The war in Iraq is ugly, ambiguous, and marred with incompetence. It leaves an awkward legacy for our next president. According to Timothy Lynch and Robert Singh, this is nothing unusual for the US, nor for fighting on such terms. More surprising: the policy patterns that led to the war will likely continue this way after Bush steps down.

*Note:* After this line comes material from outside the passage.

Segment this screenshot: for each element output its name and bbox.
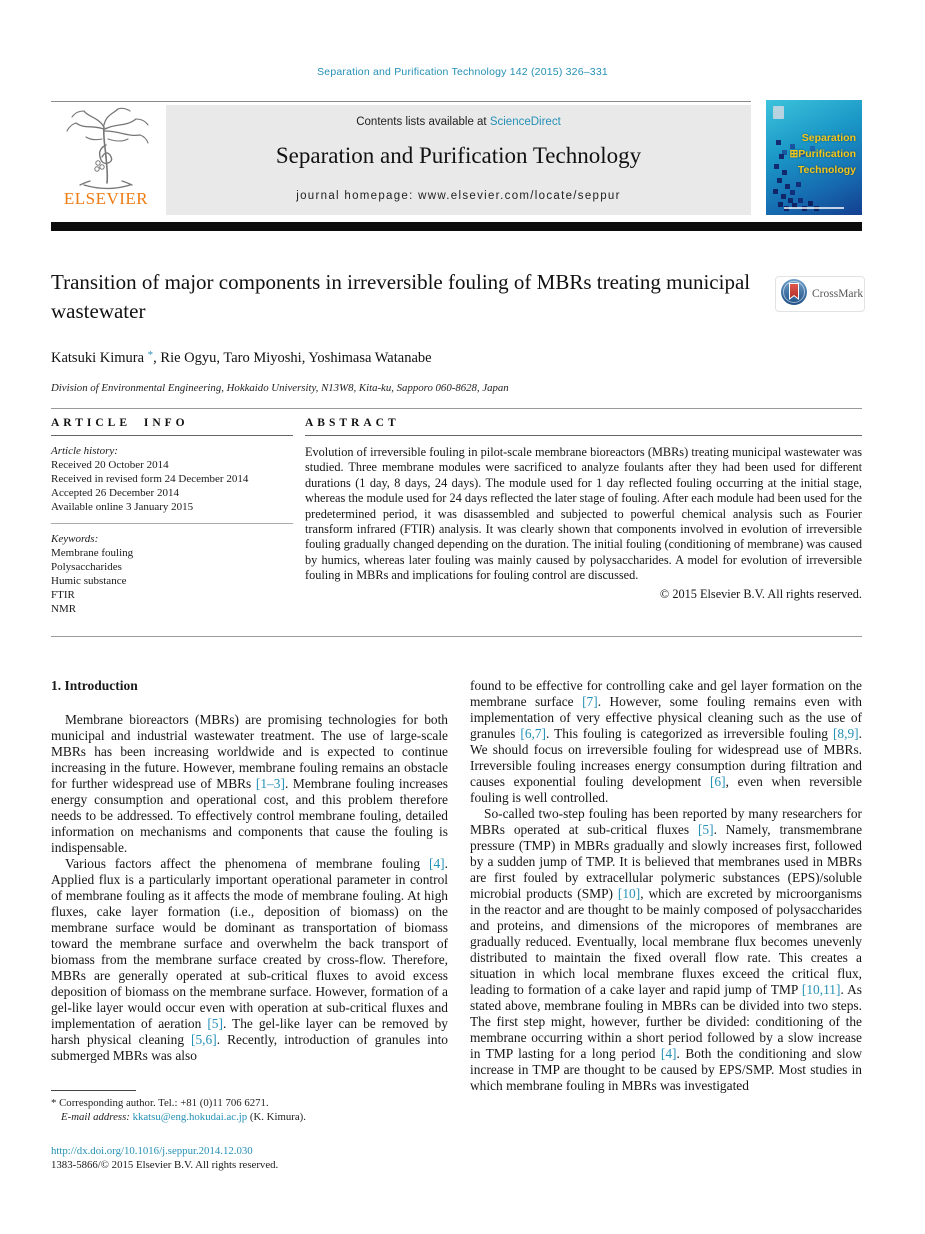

Timothy Lynch and Robert Singh

The parallels between the ongoing US actions in Iraq since 2003 and US actions in Korea after 1950 were especially apparent at the Senate hearings on Tuesday. In both wars a charismatic general held the attention of the nation and the fate of his president. Indeed, of his future president too. The most important military official serving George W. Bush is Dan Petraeus. Ditto Harry S. Truman and Douglas MacArthur. Each general brought stunning success that was profoundly controversial back home. The wars they waged caused the popularity of their respective commander-in-chief to plummet. Importantly, their wars were not short, sharp, shocks. They entailed a massive military and economic subvention by the United States – at the request of the host government. America has ‘occupied’ South Korea since 1950; its troops are still there. Iraq, we were warned again yesterday, could be at least as long.

For those with sufficient patience, the legacy of Korea for Iraq is a positive one, as is the legacy of the cold war for the war on terror. If America can stand by its allies over the long haul, in a dangerous neighbourhood, in a global war against a diffuse but ideologically committed opponent it will succeed in this venture.